Why Highlighting and Re-Reading Feel Productive (But Barely Work)

Highlighting your notes and reading them again feels like studying. The research says it's one of the least effective things you can do with your time. Here's why — and what to do instead.

Open any second-hand textbook and you’ll find it: half the page drowned in yellow, sometimes three colours deep, occasionally with the highlighter’s own “key” in the margin. Someone worked hard on that. They also, statistically, didn’t learn very much from it.

Highlighting and re-reading are the two most popular study methods on earth, and two of the least effective. That’s not a hot take — it’s one of the better-replicated findings in learning science. The interesting question isn’t whether they work. It’s why they feel so convincing while doing so little.

What the research says

In 2013, Dunlosky and colleagues published a now-famous review in Psychological Science in the Public Interest that graded ten common study techniques by how well the evidence supported them. Practice testing and spaced practice came out on top. Highlighting, underlining, and re-reading landed at the bottom, rated low utility — not useless in every situation, but weak enough that the authors actively discouraged relying on them.

The contrast is sharpest in the testing-effect studies. Roediger and Karpicke (2006) had one group re-read a passage repeatedly and another group test themselves on it. Minutes later, the re-readers looked slightly ahead. A week later, the self-testers had crushed them. The group that spent its time not looking at the material remembered far more of it — a result that makes no sense until you understand what re-reading is actually doing.

The fluency illusion

Here’s the mechanism. The second time you read a paragraph, your brain processes it faster than the first. The third time, faster still. That increasing ease — psychologists call it processing fluency — feels, from the inside, exactly like understanding. Smooth equals known. So you read your highlighted notes, everything flows, and you close the book feeling ready.

But fluency and memory are different things. Recognising a sentence when it’s in front of you is a much lower bar than producing the idea from a blank page — and almost everything that matters, from an exam to explaining your job, demands production, not recognition. Highlighting and re-reading train the easy skill and leave the hard one untouched.

Worse, the fluency illusion is self-reinforcing. The more you re-read, the more fluent and confident you feel, and the less likely you are to do the uncomfortable thing that would actually help. The method that feels best is quietly steering you away from the method that works.

Why highlighting specifically fails

Re-reading at least exposes you to the whole text. Highlighting has its own particular trap: it feels like learning while being almost pure deferral.

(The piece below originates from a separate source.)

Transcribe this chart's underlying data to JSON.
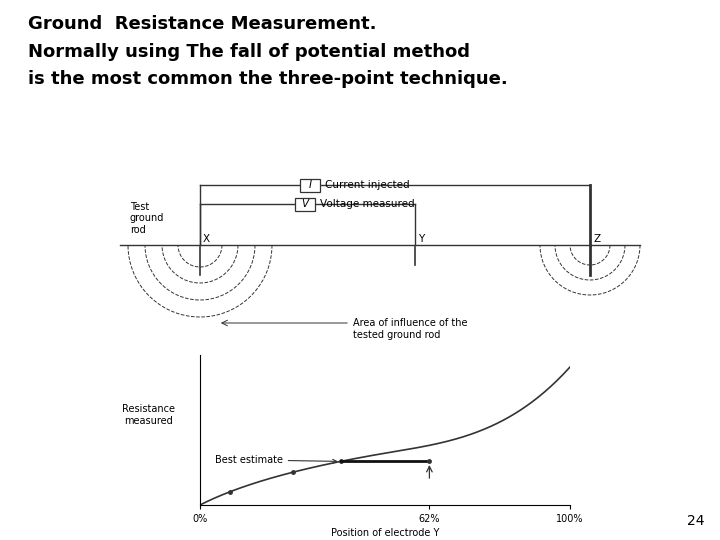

When you highlight, you make a small decision — this bit is important — and then move on, trusting that the yellow will do the learning later. But marking information isn’t encoding it. You’ve sorted the page, not studied it. And because the act feels productive and leaves a satisfying visual trail of “work done,” it’s especially good at convincing you you’ve accomplished something you haven’t.

There’s also the over-highlighting spiral: once you start, it’s hard to judge what’s not important, so more and more gets marked until the highlighting carries no signal at all. A page that’s 60% yellow has highlighted nothing.

What to do instead

You don’t have to stop touching your notes — you have to change what you do with them.

The uncomfortable truth running through all of this: the study methods that feel the most productive are usually the ones doing the least. If your studying feels smooth and satisfying, that’s worth a second look. The stuff that works tends to feel like effort, because effort — retrieving, struggling, occasionally blanking — is the thing that actually builds the memory.

Sources

Study Date turns your reading into the kind of studying that actually sticks — ask Pyro to quiz you on any chapter and it pulls questions straight from your own material. Start free.

frequently asked questions

Why doesn't highlighting work?
Highlighting is passive — it marks information without making you retrieve or process it, so little encoding actually happens. It also defers the real work: you tell yourself you'll learn the highlighted parts 'later.' In Dunlosky et al.'s 2013 review, highlighting and underlining were rated low utility for long-term learning.
Is re-reading a waste of time?
Largely, yes, beyond the first read. Re-reading produces a strong feeling of knowing — the 'fluency illusion' — but little durable memory. Roediger and Karpicke (2006) found that students who re-read repeatedly were badly outperformed a week later by students who tested themselves instead.
What should I do instead of highlighting?
Turn the material into questions and answer them from memory (active recall), then review on a schedule that widens over time (spaced repetition). If you want to keep a pen moving, write a one-sentence summary of each section from memory instead of highlighting the original.
Why does highlighting feel like it's working?
Because processing fluency — how easily information goes down on a second or third pass — feels like understanding. The smoother it reads, the more you feel you know it. That feeling is exactly backwards: ease is the signal that little new learning is happening.